Customizing NextLift™ Algorithms to Drive Better Outcomes
By Dr. Douglas Popken,
SVP of Analytics
Changing consumer behavior is complicated. Many different factors can impact human health-related behavior, both systematically (weather, changing regulations, general economic conditions, and cultural influences, etc.), and through individually-based random variations (health status, mood, prior-held beliefs, financial circumstances, etc.). Healthcare marketing teams craft messages targeted at consumers to try to influence their behavior, but even when the teams observe behavioral changes in the population, they often cannot pinpoint whether it was their messages or perhaps another factor that caused the change. It becomes difficult if not impossible to know how to efficiently allocate intervention resources for maximum impact.

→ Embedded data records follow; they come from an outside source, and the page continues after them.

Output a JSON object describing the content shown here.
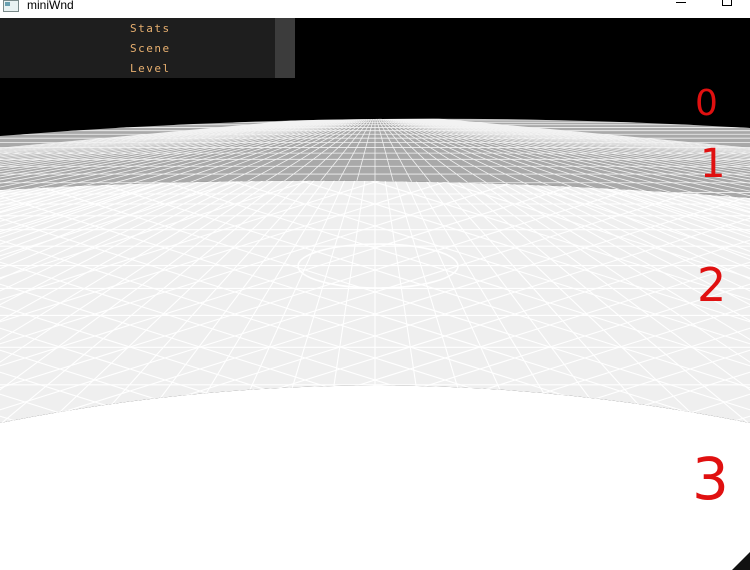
{
  "window": {
    "title": "miniWnd",
    "minimize_label": "minimize",
    "maximize_label": "maximize"
  },
  "debug_menu": {
    "items": [
      {
        "label": "Stats"
      },
      {
        "label": "Scene"
      },
      {
        "label": "Level"
      }
    ]
  },
  "annotations": [
    "0",
    "1",
    "2",
    "3"
  ],
  "colors": {
    "sky": "#000000",
    "far_ground": "#a9a9a9",
    "mid_ground": "#efefef",
    "near_ground": "#ffffff",
    "grid_line": "#ffffff",
    "menu_text": "#e8b070",
    "annotation": "#e01010"
  },
  "icons": {
    "app": "window-app-icon",
    "minimize": "minimize-icon",
    "maximize": "maximize-icon"
  }
}
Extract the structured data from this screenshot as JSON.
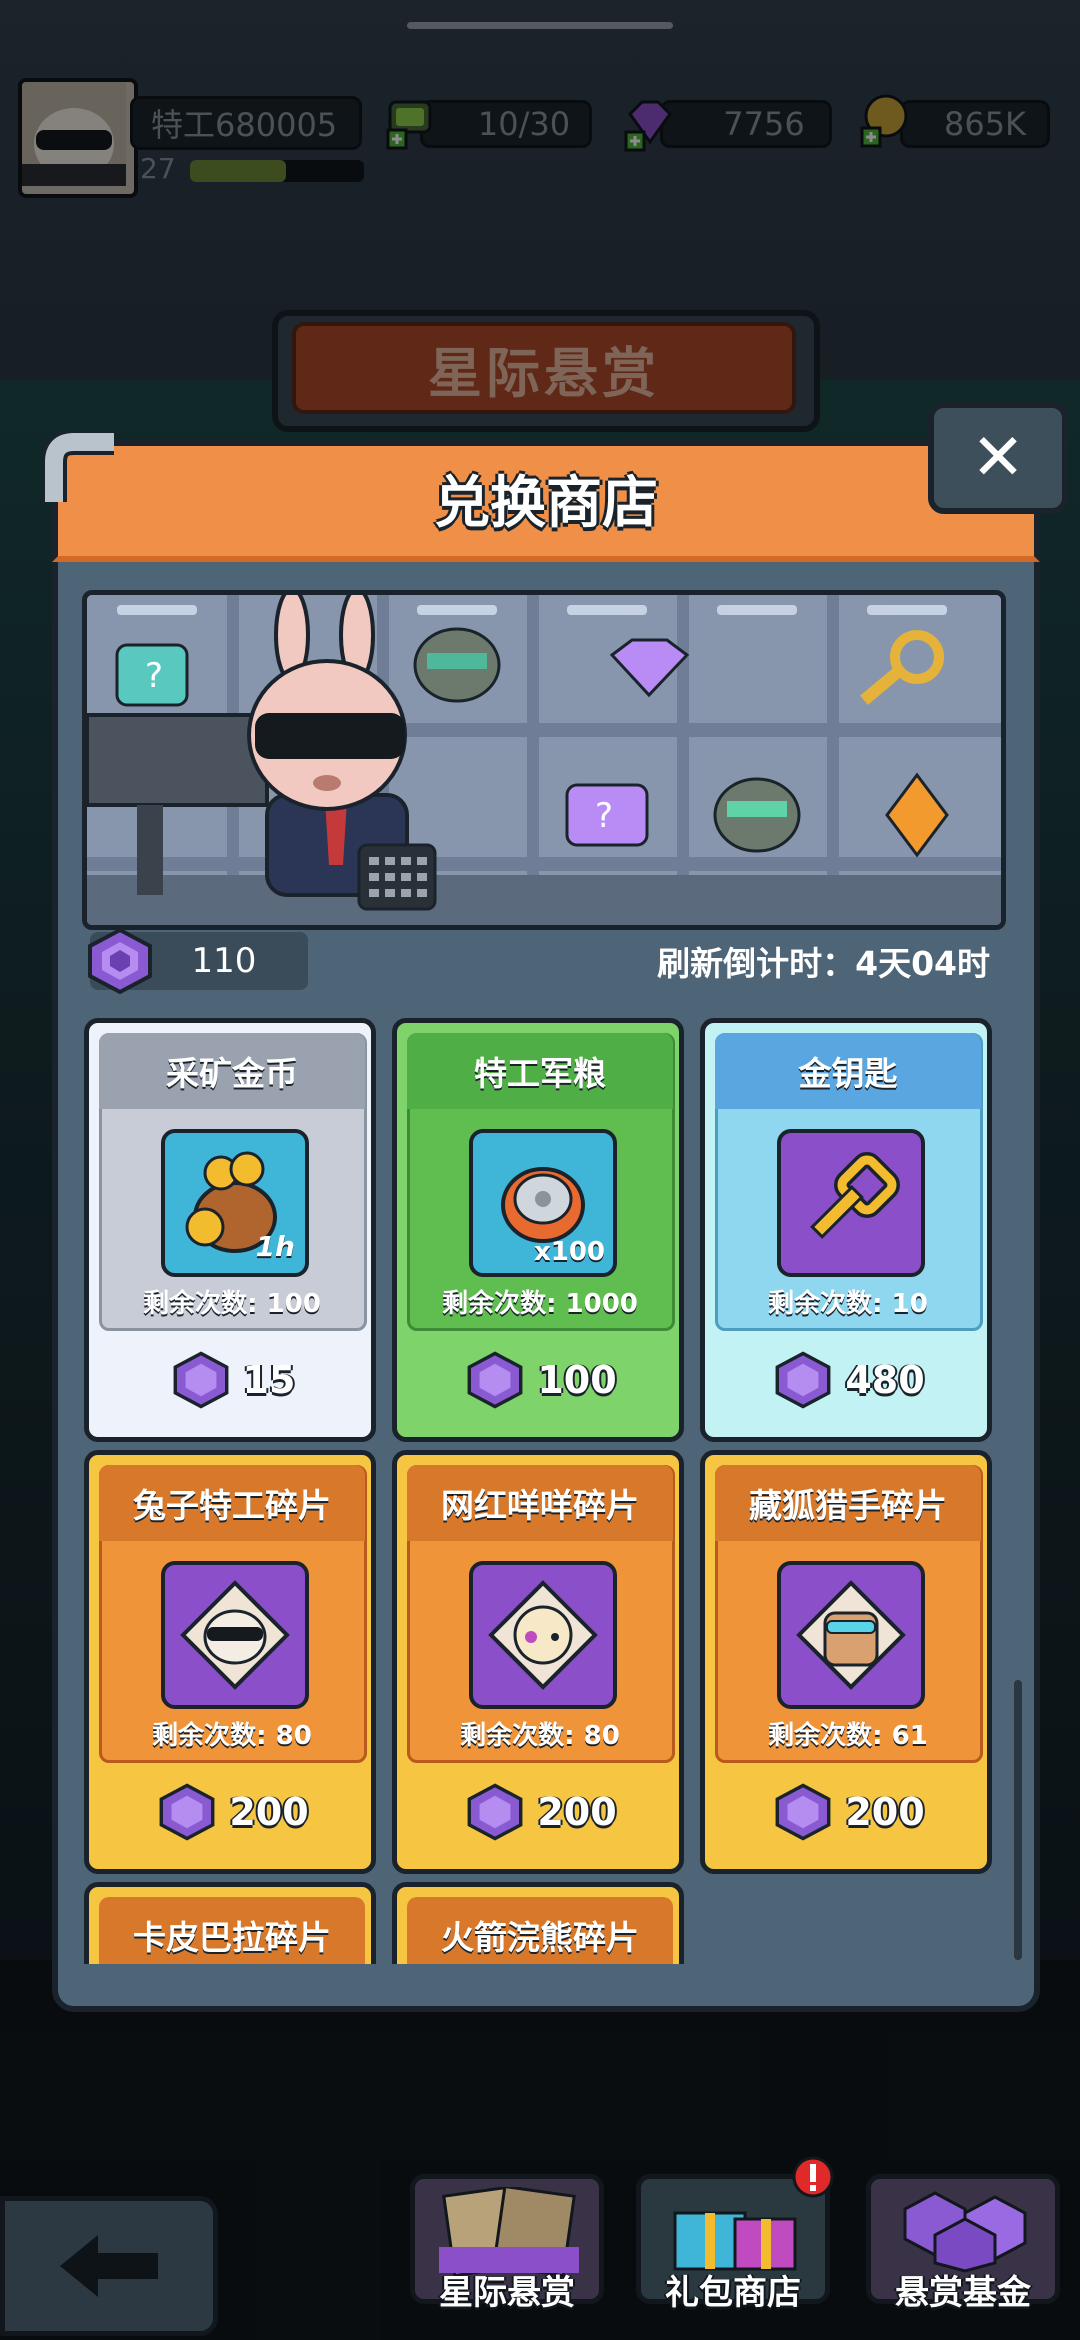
{
  "player": {
    "name": "特工680005",
    "level": "27",
    "xp_fraction": 0.55
  },
  "resources": {
    "energy": "10/30",
    "gems": "7756",
    "coins": "865K"
  },
  "background_banner": "星际悬赏",
  "modal": {
    "title": "兑换商店",
    "close_icon": "close-icon"
  },
  "shop": {
    "currency_amount": "110",
    "refresh_label": "刷新倒计时：4天04时"
  },
  "items": [
    {
      "name": "采矿金币",
      "remaining": "剩余次数: 100",
      "price": "15",
      "badge": "1h",
      "theme": "gray"
    },
    {
      "name": "特工军粮",
      "remaining": "剩余次数: 1000",
      "price": "100",
      "badge": "x100",
      "theme": "green"
    },
    {
      "name": "金钥匙",
      "remaining": "剩余次数: 10",
      "price": "480",
      "badge": "",
      "theme": "blue"
    },
    {
      "name": "兔子特工碎片",
      "remaining": "剩余次数: 80",
      "price": "200",
      "badge": "",
      "theme": "orange"
    },
    {
      "name": "网红咩咩碎片",
      "remaining": "剩余次数: 80",
      "price": "200",
      "badge": "",
      "theme": "orange"
    },
    {
      "name": "藏狐猎手碎片",
      "remaining": "剩余次数: 61",
      "price": "200",
      "badge": "",
      "theme": "orange"
    },
    {
      "name": "卡皮巴拉碎片",
      "theme": "orange"
    },
    {
      "name": "火箭浣熊碎片",
      "theme": "orange"
    }
  ],
  "bottom_nav": {
    "tabs": [
      {
        "label": "星际悬赏"
      },
      {
        "label": "礼包商店"
      },
      {
        "label": "悬赏基金"
      }
    ]
  },
  "colors": {
    "header_orange": "#f09048",
    "card_gray": "#c7ccd6",
    "card_green": "#7ed36a",
    "card_blue": "#8fd6ef",
    "card_orange": "#f6c642",
    "currency_purple": "#8a5ad2"
  }
}
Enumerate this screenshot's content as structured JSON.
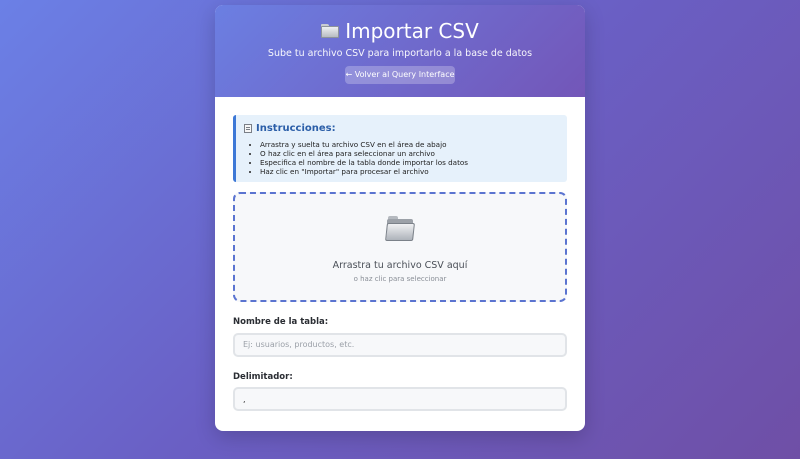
{
  "header": {
    "title": "Importar CSV",
    "subtitle": "Sube tu archivo CSV para importarlo a la base de datos",
    "back_button": "← Volver al Query Interface",
    "title_icon": "folder-icon"
  },
  "instructions": {
    "title": "Instrucciones:",
    "icon": "clipboard-icon",
    "items": [
      "Arrastra y suelta tu archivo CSV en el área de abajo",
      "O haz clic en el área para seleccionar un archivo",
      "Especifica el nombre de la tabla donde importar los datos",
      "Haz clic en \"Importar\" para procesar el archivo"
    ]
  },
  "dropzone": {
    "icon": "folder-icon",
    "main_text": "Arrastra tu archivo CSV aquí",
    "sub_text": "o haz clic para seleccionar"
  },
  "form": {
    "table_name_label": "Nombre de la tabla:",
    "table_name_placeholder": "Ej: usuarios, productos, etc.",
    "table_name_value": "",
    "delimiter_label": "Delimitador:",
    "delimiter_value": ","
  },
  "colors": {
    "accent": "#5b74d0",
    "instruction_border": "#3d78d6",
    "instruction_title": "#2b5ea8"
  }
}
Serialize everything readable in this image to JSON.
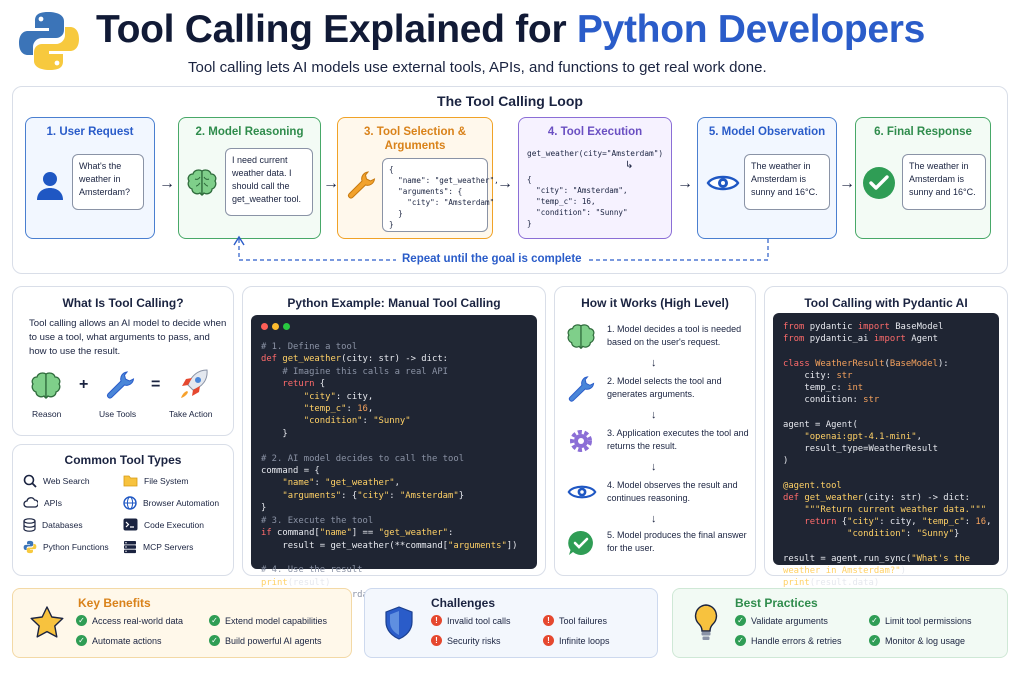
{
  "header": {
    "title_main": "Tool Calling Explained for ",
    "title_accent": "Python Developers",
    "subtitle": "Tool calling lets AI models use external tools, APIs, and functions to get real work done."
  },
  "loop": {
    "title": "The Tool Calling Loop",
    "repeat_label": "Repeat until the goal is complete",
    "steps": [
      {
        "title": "1. User Request",
        "text": "What's the weather in Amsterdam?"
      },
      {
        "title": "2. Model Reasoning",
        "text": "I need current weather data. I should call the get_weather tool."
      },
      {
        "title": "3. Tool Selection & Arguments",
        "code": "{\n  \"name\": \"get_weather\",\n  \"arguments\": {\n    \"city\": \"Amsterdam\"\n  }\n}"
      },
      {
        "title": "4. Tool Execution",
        "call": "get_weather(city=\"Amsterdam\")",
        "code": "{\n  \"city\": \"Amsterdam\",\n  \"temp_c\": 16,\n  \"condition\": \"Sunny\"\n}"
      },
      {
        "title": "5. Model Observation",
        "text": "The weather in Amsterdam is sunny and 16°C."
      },
      {
        "title": "6. Final Response",
        "text": "The weather in Amsterdam is sunny and 16°C."
      }
    ]
  },
  "what_is": {
    "title": "What Is Tool Calling?",
    "text": "Tool calling allows an AI model to decide when to use a tool, what arguments to pass, and how to use the result.",
    "reason": "Reason",
    "plus": "+",
    "use_tools": "Use Tools",
    "equals": "=",
    "take_action": "Take Action"
  },
  "tool_types": {
    "title": "Common Tool Types",
    "items": [
      "Web Search",
      "File System",
      "APIs",
      "Browser Automation",
      "Databases",
      "Code Execution",
      "Python Functions",
      "MCP Servers"
    ]
  },
  "python_example": {
    "title": "Python Example: Manual Tool Calling"
  },
  "how_it_works": {
    "title": "How it Works (High Level)",
    "steps": [
      "1. Model decides a tool is needed based on the user's request.",
      "2. Model selects the tool and generates arguments.",
      "3. Application executes the tool and returns the result.",
      "4. Model observes the result and continues reasoning.",
      "5. Model produces the final answer for the user."
    ]
  },
  "pydantic": {
    "title": "Tool Calling with Pydantic AI"
  },
  "benefits": {
    "title": "Key Benefits",
    "items": [
      "Access real-world data",
      "Extend model capabilities",
      "Automate actions",
      "Build powerful AI agents"
    ]
  },
  "challenges": {
    "title": "Challenges",
    "items": [
      "Invalid tool calls",
      "Tool failures",
      "Security risks",
      "Infinite loops"
    ]
  },
  "practices": {
    "title": "Best Practices",
    "items": [
      "Validate arguments",
      "Limit tool permissions",
      "Handle errors & retries",
      "Monitor & log usage"
    ]
  },
  "colors": {
    "navy": "#111a36",
    "accent_blue": "#2a5cc9",
    "green": "#2f9d55",
    "orange": "#f0a227",
    "purple": "#8b6ed6",
    "red": "#e5482f"
  }
}
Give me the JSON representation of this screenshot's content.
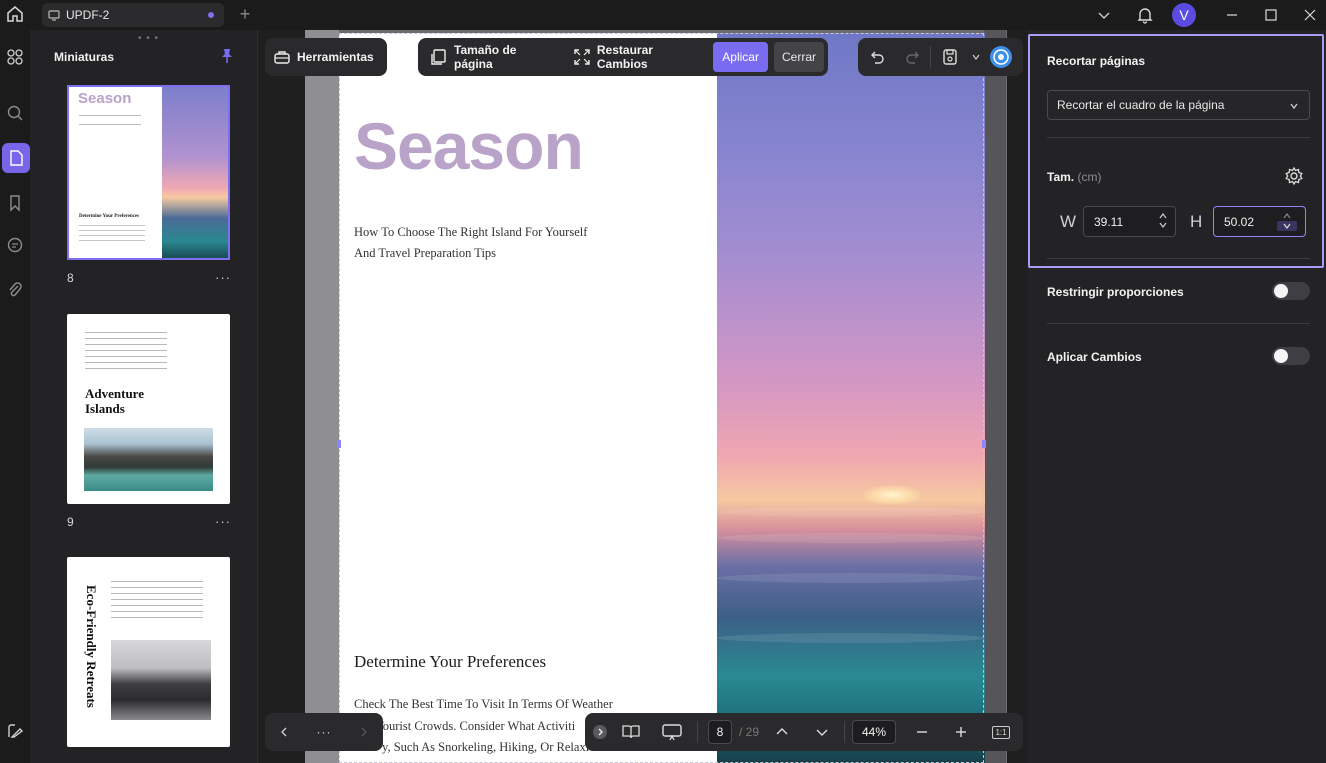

At NextHealth Technologies, we designed our automated platform and methodology to address this critical issue. NextLift™ is a module in the platform that precisely calculates both the lift and its statistical significance for each campaign or “nudge”. By using randomized controlled trials or “RCT’s”, we can isolate whether the change is due to the nudge itself or some other systematic factor. By considering significance, we can also judge whether the measured lift is simply a reflection of random variations in the data.
On a more technical level, in statistics, the way to distinguish an underlying effect from random variation is to use a measure called “p-value”. P-value is a probability – the probability of observing a lift value more extreme than what was observed if the “null hypothesis” (that the true lift is equal to zero) were true. (Look here for a good primer on P-value.) P-value provides a scientific basis for claiming causality. To claim success, the p-value needs to be small. At NextHealth, we use as a baseline statistical standard that if p <= .05, then the observed lift can be attributed to the nudge. Put another way, if the p-value of a nudge is calculated to be .05, then we know with 95% accuracy that the nudge is was what caused the change in consumer behavior.
To determine p-value, NextHealth uses a modification of a well-known statistical test for comparing the means of two populations with unequal variances, “Welch’s t-test” (see this site or this site for more information). Other methodologies are available, but research has shown that Welch’s t-test generally provides the most accurate results for the type of data we typically work with (Fagerland and Sandvik, 2009).
The modification NextHealth has made to the standard Welch’s t-test is to weight the observations in each group by the duration of the observation period (in years). A similar approach is described in Bland and Kerry (2008) for a t-test that assumes a single pooled variance for the samples. The motivation for weighting is that our underlying observations are annualized, but the observations themselves have variable observation periods. Without weighting, a non-zero observation resulting from a short observation period can become relatively large when annualized, thereby causing the data set to have unusually high variances, particularly in the early stages of a campaign/program.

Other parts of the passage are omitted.